I should also mention that annexation day isn’t the most important celebration of Easter Island’s culture: there is an annual cultural festival known as Tapati that began in 1975 which takes place for a few weeks around February.
Given my pause over the holiday in memory of annexation, I suppose it is a little strange that I have chosen a poem by the Chilean poet Pablo Neruda—and yet, I would have had trouble choosing another poem. I found it online here.
The Separate Rose (Easter Island, 1973)
II: THE MEN
The truth of my prologue is this: Down with sleazy romanticists!
with experts in the ineffable!
I’m just like the others: the Colombian lady-professor,
the Philadelphian Rotarian, the drummer
from Paysandú who cashed in a bundle
to get here.
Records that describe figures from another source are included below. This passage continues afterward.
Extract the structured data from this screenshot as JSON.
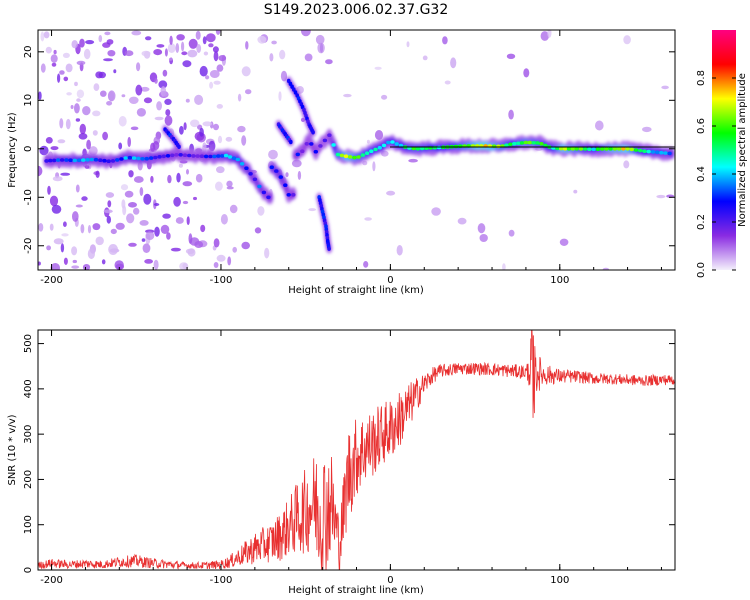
{
  "title": "S149.2023.006.02.37.G32",
  "chart_data": [
    {
      "type": "heatmap",
      "name": "spectrogram",
      "xlabel": "Height of straight line (km)",
      "ylabel": "Frequency (Hz)",
      "xlim": [
        -208,
        168
      ],
      "ylim": [
        -25,
        24.5
      ],
      "xticks": [
        -200,
        -100,
        0,
        100
      ],
      "xtick_labels": [
        "-200",
        "-100",
        "0",
        "100"
      ],
      "yticks": [
        -20,
        -10,
        0,
        10,
        20
      ],
      "ytick_labels": [
        "-20",
        "-10",
        "0",
        "10",
        "20"
      ],
      "colorbar": {
        "label": "Normalized spectral amplitude",
        "range": [
          0,
          1
        ],
        "ticks": [
          0.0,
          0.2,
          0.4,
          0.6,
          0.8
        ],
        "tick_labels": [
          "0.0",
          "0.2",
          "0.4",
          "0.6",
          "0.8"
        ],
        "colors": [
          "#f4f0fb",
          "#8a2be2",
          "#0000ff",
          "#00ffff",
          "#00ff00",
          "#ffff00",
          "#ff0000",
          "#ff0080"
        ]
      },
      "main_trace": [
        {
          "x": -203,
          "f": -2.5,
          "a": 0.25
        },
        {
          "x": -195,
          "f": -2.3,
          "a": 0.3
        },
        {
          "x": -185,
          "f": -2.4,
          "a": 0.35
        },
        {
          "x": -175,
          "f": -2.2,
          "a": 0.3
        },
        {
          "x": -165,
          "f": -2.6,
          "a": 0.28
        },
        {
          "x": -155,
          "f": -1.8,
          "a": 0.35
        },
        {
          "x": -145,
          "f": -2.1,
          "a": 0.3
        },
        {
          "x": -135,
          "f": -1.6,
          "a": 0.28
        },
        {
          "x": -125,
          "f": -1.2,
          "a": 0.22
        },
        {
          "x": -115,
          "f": -1.5,
          "a": 0.2
        },
        {
          "x": -105,
          "f": -1.6,
          "a": 0.25
        },
        {
          "x": -97,
          "f": -1.4,
          "a": 0.35
        },
        {
          "x": -90,
          "f": -2.2,
          "a": 0.38
        },
        {
          "x": -85,
          "f": -4.0,
          "a": 0.32
        },
        {
          "x": -80,
          "f": -6.3,
          "a": 0.28
        },
        {
          "x": -76,
          "f": -8.5,
          "a": 0.3
        },
        {
          "x": -72,
          "f": -10.0,
          "a": 0.22
        },
        {
          "x": -70,
          "f": -3.8,
          "a": 0.3
        },
        {
          "x": -66,
          "f": -5.0,
          "a": 0.32
        },
        {
          "x": -62,
          "f": -7.5,
          "a": 0.28
        },
        {
          "x": -60,
          "f": -9.5,
          "a": 0.22
        },
        {
          "x": -56,
          "f": -1.5,
          "a": 0.25
        },
        {
          "x": -52,
          "f": -0.5,
          "a": 0.22
        },
        {
          "x": -48,
          "f": 1.8,
          "a": 0.2
        },
        {
          "x": -44,
          "f": -0.6,
          "a": 0.22
        },
        {
          "x": -40,
          "f": 1.2,
          "a": 0.18
        },
        {
          "x": -36,
          "f": 2.8,
          "a": 0.2
        },
        {
          "x": -31,
          "f": -1.2,
          "a": 0.55
        },
        {
          "x": -25,
          "f": -1.6,
          "a": 0.7
        },
        {
          "x": -20,
          "f": -1.9,
          "a": 0.6
        },
        {
          "x": -15,
          "f": -1.1,
          "a": 0.55
        },
        {
          "x": -10,
          "f": -0.3,
          "a": 0.5
        },
        {
          "x": -5,
          "f": 0.4,
          "a": 0.4
        },
        {
          "x": 0,
          "f": 1.6,
          "a": 0.35
        },
        {
          "x": 5,
          "f": 0.8,
          "a": 0.45
        },
        {
          "x": 10,
          "f": 0.2,
          "a": 0.5
        },
        {
          "x": 15,
          "f": 0.0,
          "a": 0.55
        },
        {
          "x": 25,
          "f": 0.2,
          "a": 0.5
        },
        {
          "x": 35,
          "f": 0.4,
          "a": 0.5
        },
        {
          "x": 45,
          "f": 0.6,
          "a": 0.6
        },
        {
          "x": 55,
          "f": 0.6,
          "a": 0.75
        },
        {
          "x": 65,
          "f": 0.5,
          "a": 0.6
        },
        {
          "x": 72,
          "f": 1.0,
          "a": 0.5
        },
        {
          "x": 80,
          "f": 1.3,
          "a": 0.6
        },
        {
          "x": 88,
          "f": 1.2,
          "a": 0.55
        },
        {
          "x": 95,
          "f": 0.2,
          "a": 0.45
        },
        {
          "x": 102,
          "f": 0.0,
          "a": 0.7
        },
        {
          "x": 110,
          "f": 0.0,
          "a": 0.6
        },
        {
          "x": 120,
          "f": -0.1,
          "a": 0.45
        },
        {
          "x": 130,
          "f": 0.0,
          "a": 0.65
        },
        {
          "x": 140,
          "f": 0.0,
          "a": 0.7
        },
        {
          "x": 150,
          "f": -0.5,
          "a": 0.45
        },
        {
          "x": 160,
          "f": -0.8,
          "a": 0.35
        },
        {
          "x": 166,
          "f": -1.0,
          "a": 0.3
        }
      ],
      "branches": [
        [
          {
            "x": -60,
            "f": 14
          },
          {
            "x": -55,
            "f": 11
          },
          {
            "x": -51,
            "f": 8
          },
          {
            "x": -48,
            "f": 5
          },
          {
            "x": -45,
            "f": 3
          }
        ],
        [
          {
            "x": -66,
            "f": 5
          },
          {
            "x": -62,
            "f": 3
          },
          {
            "x": -58,
            "f": 1
          }
        ],
        [
          {
            "x": -42,
            "f": -10
          },
          {
            "x": -40,
            "f": -13
          },
          {
            "x": -38,
            "f": -16
          },
          {
            "x": -37,
            "f": -19
          },
          {
            "x": -36,
            "f": -21
          }
        ],
        [
          {
            "x": -133,
            "f": 4
          },
          {
            "x": -128,
            "f": 2
          },
          {
            "x": -124,
            "f": 0
          }
        ]
      ]
    },
    {
      "type": "line",
      "name": "snr",
      "xlabel": "Height of straight line (km)",
      "ylabel": "SNR (10 * v/v)",
      "xlim": [
        -208,
        168
      ],
      "ylim": [
        0,
        530
      ],
      "xticks": [
        -200,
        -100,
        0,
        100
      ],
      "xtick_labels": [
        "-200",
        "-100",
        "0",
        "100"
      ],
      "yticks": [
        0,
        100,
        200,
        300,
        400,
        500
      ],
      "ytick_labels": [
        "0",
        "100",
        "200",
        "300",
        "400",
        "500"
      ],
      "series": [
        {
          "name": "SNR",
          "color": "#e83030",
          "x": [
            -208,
            -200,
            -190,
            -180,
            -170,
            -160,
            -150,
            -140,
            -130,
            -120,
            -110,
            -100,
            -95,
            -90,
            -85,
            -80,
            -75,
            -70,
            -65,
            -60,
            -55,
            -50,
            -45,
            -40,
            -35,
            -30,
            -25,
            -20,
            -15,
            -10,
            -5,
            0,
            5,
            10,
            15,
            20,
            25,
            30,
            35,
            40,
            50,
            60,
            70,
            80,
            85,
            90,
            100,
            110,
            120,
            130,
            140,
            150,
            160,
            168
          ],
          "values": [
            10,
            15,
            12,
            14,
            12,
            18,
            20,
            15,
            12,
            10,
            10,
            12,
            18,
            28,
            38,
            48,
            55,
            62,
            75,
            95,
            115,
            130,
            150,
            120,
            150,
            55,
            210,
            250,
            270,
            280,
            300,
            310,
            330,
            355,
            385,
            410,
            430,
            440,
            442,
            445,
            445,
            443,
            440,
            437,
            440,
            432,
            428,
            427,
            423,
            422,
            420,
            418,
            420,
            420
          ],
          "noise": [
            8,
            10,
            9,
            10,
            9,
            12,
            14,
            11,
            9,
            7,
            8,
            10,
            14,
            20,
            28,
            35,
            40,
            45,
            55,
            65,
            80,
            95,
            110,
            160,
            120,
            60,
            110,
            90,
            80,
            75,
            70,
            70,
            65,
            55,
            40,
            25,
            18,
            15,
            14,
            14,
            14,
            14,
            15,
            16,
            60,
            25,
            16,
            14,
            13,
            12,
            12,
            12,
            12,
            12
          ]
        }
      ]
    }
  ]
}
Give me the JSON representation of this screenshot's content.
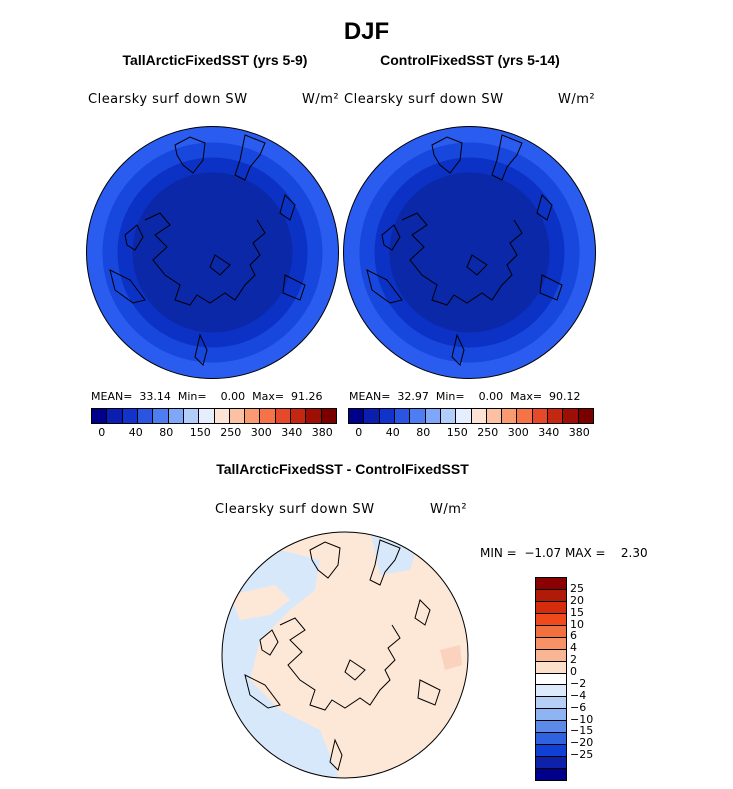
{
  "figure_title": "DJF",
  "panels": [
    {
      "title": "TallArcticFixedSST (yrs 5-9)",
      "variable": "Clearsky surf down SW",
      "units": "W/m²",
      "stats": "MEAN=  33.14  Min=    0.00  Max=  91.26"
    },
    {
      "title": "ControlFixedSST (yrs 5-14)",
      "variable": "Clearsky surf down SW",
      "units": "W/m²",
      "stats": "MEAN=  32.97  Min=    0.00  Max=  90.12"
    }
  ],
  "diff_panel": {
    "title": "TallArcticFixedSST - ControlFixedSST",
    "variable": "Clearsky surf down SW",
    "units": "W/m²",
    "minmax": "MIN =  −1.07 MAX =    2.30"
  },
  "colorbar_main": {
    "colors": [
      "#00008b",
      "#0a1fb0",
      "#1133cc",
      "#2a55e0",
      "#4d7df0",
      "#7fa6f7",
      "#b3cdfb",
      "#e6eefd",
      "#fde3d3",
      "#fcc0a2",
      "#f99a70",
      "#f57347",
      "#e5492a",
      "#c42812",
      "#9d0e04",
      "#7a0000"
    ],
    "ticks": [
      "0",
      "40",
      "80",
      "150",
      "250",
      "300",
      "340",
      "380"
    ]
  },
  "colorbar_diff": {
    "colors": [
      "#8b0000",
      "#b01a08",
      "#d62c0e",
      "#f04a1c",
      "#f46f3e",
      "#f69266",
      "#f9b694",
      "#fde0ca",
      "#ffffff",
      "#dceafb",
      "#b5cff6",
      "#8eb4f1",
      "#5c8ae8",
      "#2e62e0",
      "#1140d6",
      "#0d22a8",
      "#00008b"
    ],
    "ticks": [
      "25",
      "20",
      "15",
      "10",
      "6",
      "4",
      "2",
      "0",
      "−2",
      "−4",
      "−6",
      "−10",
      "−15",
      "−20",
      "−25"
    ]
  },
  "map_colors": {
    "ring_outer": "#2a5cf0",
    "ring_mid": "#1747dd",
    "ring_inner": "#0b32c4",
    "core": "#0a28a8",
    "diff_pos": "#fde8d8",
    "diff_neg": "#d8e8fb",
    "diff_pos2": "#fbd2bd"
  }
}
In a mishmash of languages, by dissimilar routes we all come upon: Silence.
VII: THE ISLAND
When the colossuses multiplied,
walked upright into their own,
peopled the island with stone noses
and lived to beget their descendants: children
of lava and wind, grandsons
of ashes and air, great footsteps
were heard in the island:
the hands of the wind,
the criminal cyclone,
Oceania’s persistency
never worked with such fury.
The tremendous, pure heads,
long in the neck and lugubrious,
with jawbones of giants, erect
in the pride of their solitude -
those presences,
preoccupied,
arrogant presences.
O lone, pensive dignitaries –
who would ever presume, who would dare to come close
with their questions, or challenge
those questioning images?
They are the spawn of those askers
who exceeded the narrow constraints
of the island, moved out, from its minimal waist
towards the whole of an ocean –
to the human beginnings of things, and their absences.
Some of the bodies will never assume their full stature,
their arms shapelessly locked
into craters, asleep:
bedded down in calcareous rose,
never lifting their eyes to the sea,
sleeping the leviathan’s horizontal sleep,
stone larvae of mystery,
they lie now as when flung by the wind when it fled from that country
and the breed of the children of lava was over.